The series is aimed at food and policy experts and the general public alike, says Fraser, who holds the Canada Research Chair in Global Food Security. He writes and narrates the videos, which are illustrated by Scott Mooney, a Guelph art grad and full-time illustrator.

Also online is more detailed information about the video topics – including links to news and information about food security issues – and a discussion forum. Besides projected population growth, food demand will be affected by climate change, dwindling water supplies and energy prices, says Fraser.

The project is funded by a grant from the Social Sciences and Humanities Research Council. Fraser works with other researchers and writers on the project, including U of G students.

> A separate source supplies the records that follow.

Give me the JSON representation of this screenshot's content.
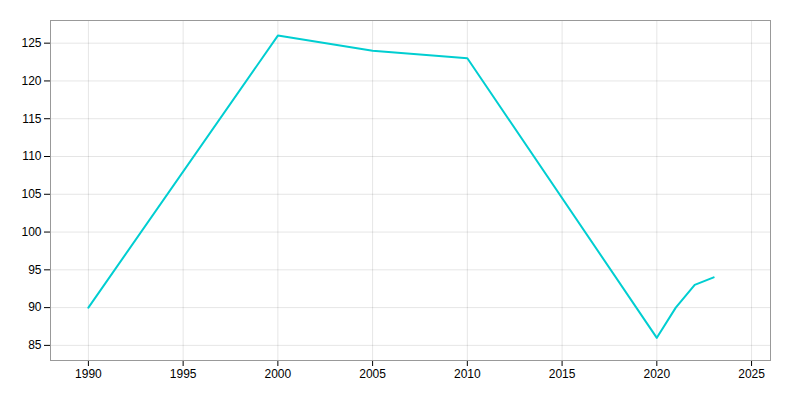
{
  "chart_data": {
    "type": "line",
    "x": [
      1990,
      2000,
      2005,
      2010,
      2020,
      2021,
      2022,
      2023
    ],
    "values": [
      90,
      126,
      124,
      123,
      86,
      90,
      93,
      94
    ],
    "color": "#00CED1",
    "xlim": [
      1988,
      2026
    ],
    "ylim": [
      83,
      128
    ],
    "xticks": [
      1990,
      1995,
      2000,
      2005,
      2010,
      2015,
      2020,
      2025
    ],
    "yticks": [
      85,
      90,
      95,
      100,
      105,
      110,
      115,
      120,
      125
    ],
    "grid": true
  }
}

One is geography master’s student Cayla Albrecht, who grew up on a dairy farm and is interested in agriculture and farming systems. “People are more curious about where their food is coming from,” she says.

That broad interest is what drives the project, says Fraser. “We need to do a better job of communicating research in non-conventional ways.” That’s why he’s also planning to write a graphic novel with Mooney about the global food system. Fraser’s work is based on science, but he says “this moves us into storytelling.”